Multi-task BERT in DeepPavlov¶
Multi-task BERT in DeepPavlov is an implementation of BERT training algorithm published in the paper Multi-Task Deep Neural Networks for Natural Language Understanding.
The idea is to share BERT body between several tasks. This is necessary if a model pipe has several components using BERT and the amount of GPU memory is limited. Each task has its own ‘head’ part attached to the output of the BERT encoder. If multi-task BERT has \(T\) heads, one training iteration consists of
composing \(T\) lists of examples, one for each task,
\(T\) gradient steps, one gradient step for each task.
By default, on every training steps lists of examples for all but one tasks are empty, as if in the original MT-DNN repository.

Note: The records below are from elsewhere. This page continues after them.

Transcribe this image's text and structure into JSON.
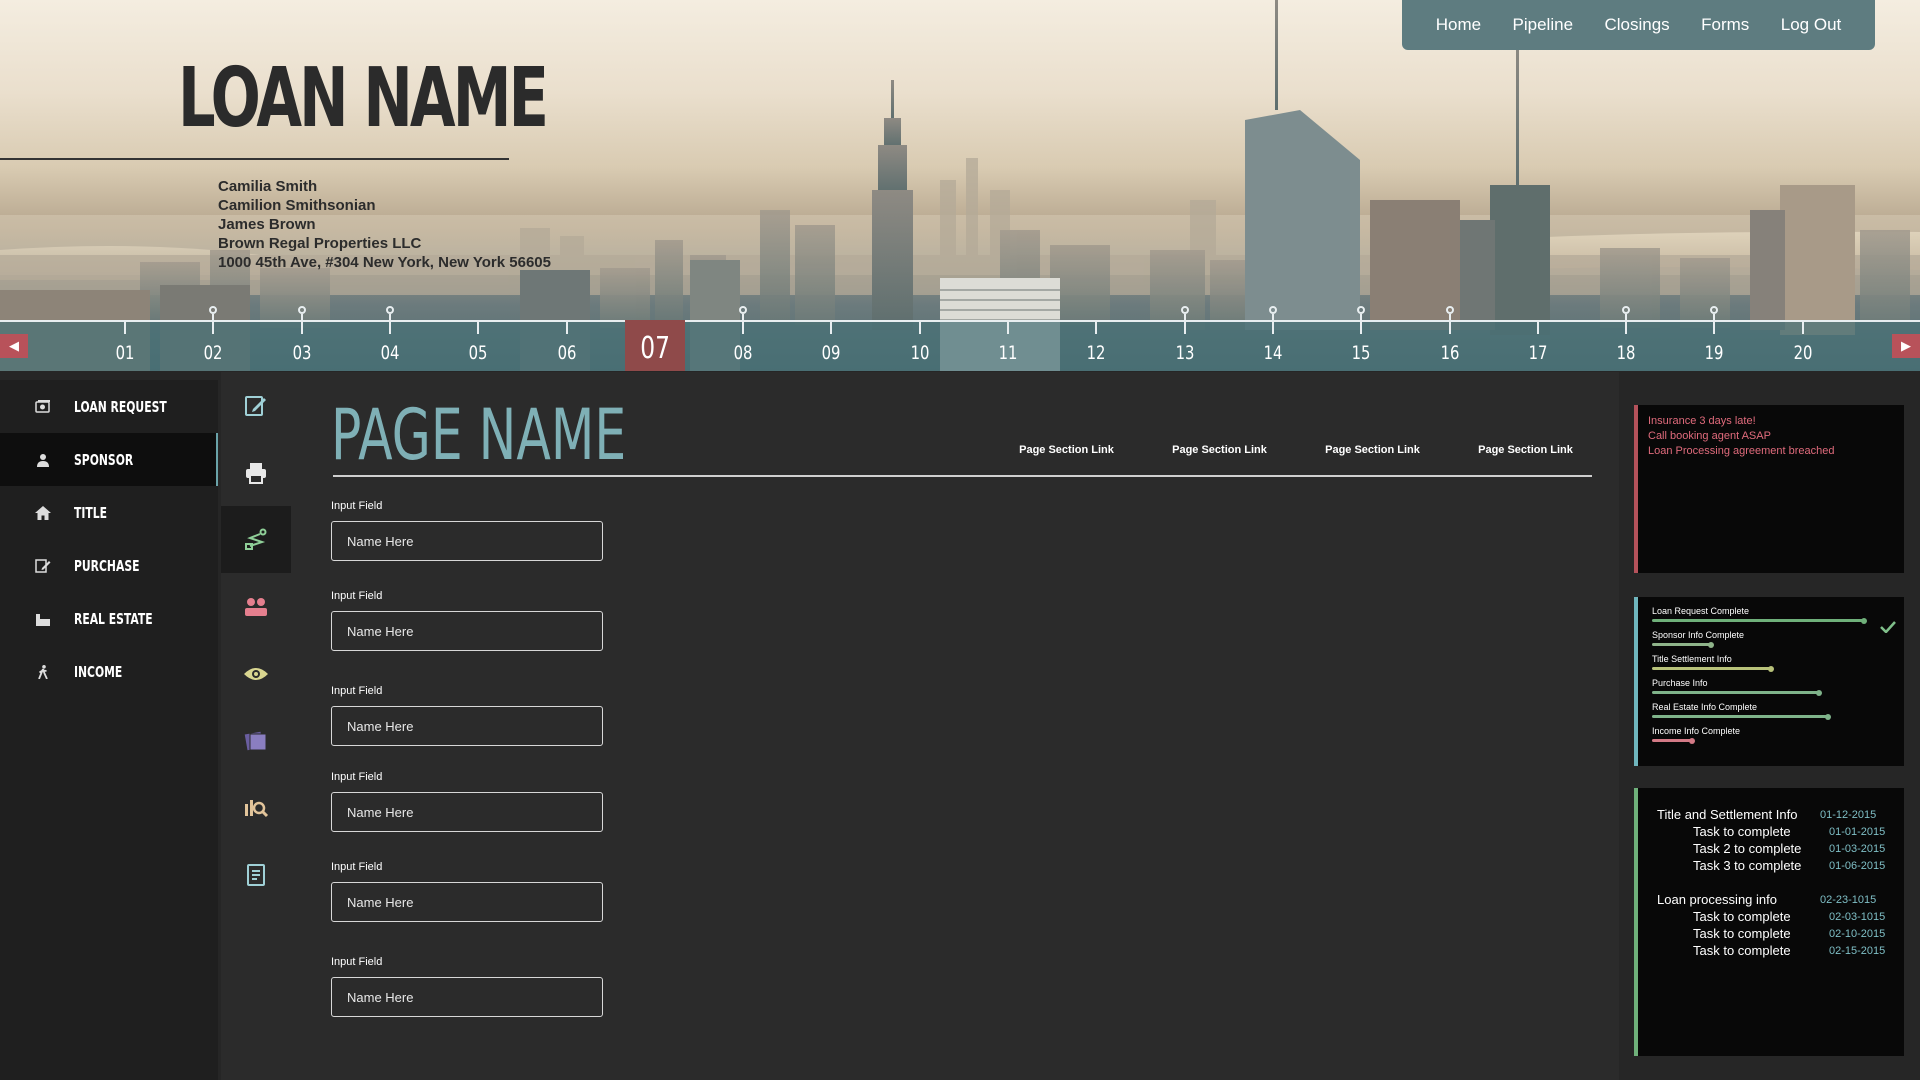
{
  "hero": {
    "loan_name": "LOAN NAME",
    "contact": [
      "Camilia Smith",
      "Camilion Smithsonian",
      "James Brown",
      "Brown Regal Properties LLC",
      "1000 45th Ave, #304 New York, New York 56605"
    ]
  },
  "topnav": [
    "Home",
    "Pipeline",
    "Closings",
    "Forms",
    "Log Out"
  ],
  "timeline": {
    "steps": [
      "01",
      "02",
      "03",
      "04",
      "05",
      "06",
      "07",
      "08",
      "09",
      "10",
      "11",
      "12",
      "13",
      "14",
      "15",
      "16",
      "17",
      "18",
      "19",
      "20"
    ],
    "active": "07",
    "left_arrow": "◀",
    "right_arrow": "▶"
  },
  "sidebar": {
    "items": [
      {
        "label": "LOAN REQUEST",
        "icon": "money-icon"
      },
      {
        "label": "SPONSOR",
        "icon": "person-icon",
        "active": true
      },
      {
        "label": "TITLE",
        "icon": "home-icon"
      },
      {
        "label": "PURCHASE",
        "icon": "edit-document-icon"
      },
      {
        "label": "REAL ESTATE",
        "icon": "building-icon"
      },
      {
        "label": "INCOME",
        "icon": "walking-person-icon"
      }
    ]
  },
  "rail": {
    "icons": [
      "edit-icon",
      "printer-icon",
      "route-icon",
      "users-icon",
      "eye-icon",
      "cards-icon",
      "search-chart-icon",
      "document-icon"
    ]
  },
  "main": {
    "page_name": "PAGE NAME",
    "section_links": [
      "Page Section Link",
      "Page Section Link",
      "Page Section Link",
      "Page Section Link"
    ],
    "fields": [
      {
        "label": "Input Field",
        "placeholder": "Name Here"
      },
      {
        "label": "Input Field",
        "placeholder": "Name Here"
      },
      {
        "label": "Input Field",
        "placeholder": "Name Here"
      },
      {
        "label": "Input Field",
        "placeholder": "Name Here"
      },
      {
        "label": "Input Field",
        "placeholder": "Name Here"
      },
      {
        "label": "Input Field",
        "placeholder": "Name Here"
      }
    ]
  },
  "alerts": [
    "Insurance 3 days late!",
    "Call booking agent ASAP",
    "Loan Processing agreement breached"
  ],
  "progress": [
    {
      "label": "Loan Request Complete",
      "value": 1.0,
      "color": "#6fb07a",
      "checked": true
    },
    {
      "label": "Sponsor Info Complete",
      "value": 0.28,
      "color": "#8fb48a"
    },
    {
      "label": "Title Settlement Info",
      "value": 0.56,
      "color": "#b8c27a"
    },
    {
      "label": "Purchase Info",
      "value": 0.79,
      "color": "#7fb38a"
    },
    {
      "label": "Real Estate Info Complete",
      "value": 0.83,
      "color": "#7fb38a"
    },
    {
      "label": "Income Info Complete",
      "value": 0.19,
      "color": "#d37a86"
    }
  ],
  "tasks": [
    {
      "title": "Title and Settlement Info",
      "date": "01-12-2015",
      "items": [
        {
          "name": "Task to complete",
          "date": "01-01-2015"
        },
        {
          "name": "Task 2 to complete",
          "date": "01-03-2015"
        },
        {
          "name": "Task 3 to complete",
          "date": "01-06-2015"
        }
      ]
    },
    {
      "title": "Loan processing info",
      "date": "02-23-1015",
      "items": [
        {
          "name": "Task to complete",
          "date": "02-03-1015"
        },
        {
          "name": "Task to complete",
          "date": "02-10-2015"
        },
        {
          "name": "Task to complete",
          "date": "02-15-2015"
        }
      ]
    }
  ]
}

When one of BERT heads is being trained, other heads’ parameters do not change. On each training step both BERT head and body parameters are modified.
Currently multitask bert heads support classification, regression, NER and multiple choice tasks.
At this page, multi-task BERT usage is explained on a toy configuration file of a model that is trained for the single-sentence classification, sentence pair classification, regression, multiple choice and NER. The config for this model is multitask_example.
Other examples of using multitask models can be found in mt_glue.
Train config¶
When using multitask_transformer
component, you can use the same inference file as the train file.
Data reading and iteration is performed by MultiTaskReader
and MultiTaskIterator
. These classes are composed
of task readers and iterators and generate batches that contain data from heterogeneous datasets. Example below
demonstrates the usage of multitask dataset reader:
"dataset_reader": {
"class_name": "multitask_reader",
"task_defaults": {
"class_name": "huggingface_dataset_reader",
"path": "glue",
"train": "train",
"valid": "validation",
"test": "test"
},
"tasks": {
"cola": {"name": "cola"},
"copa": {
"path": "super_glue",
"name": "copa"
},
"conll": {
"class_name": "conll2003_reader",
"use_task_defaults": false,
"data_path": "{DOWNLOADS_PATH}/conll2003/",
"dataset_name": "conll2003",
"provide_pos": false
}
}
}
Nested dataset readers are listed in the tasks
section. By default, default nested readers parameters are taken from
task_defaults
section. Values from the tasks
could complement parameters, like name
parameter in the
dataset_reader.tasks.cola
, and could overwrite default parameter values, like path
parameter from
dataset_reader.tasks.copa
. In the dataset_reader.tasks.conll
use_task_defaults
is False
. This is special
parameter, that forces multitask_reader
to ignore task_defaults
while creating nested reader, which means that
dataset reader for conll
task will use only parameters from dataset_reader.tasks.conll
.
The same principle with default values applies to multitask_iterator
.
Batches generated by multitask_iterator
are tuples of two elements: inputs of the model and labels.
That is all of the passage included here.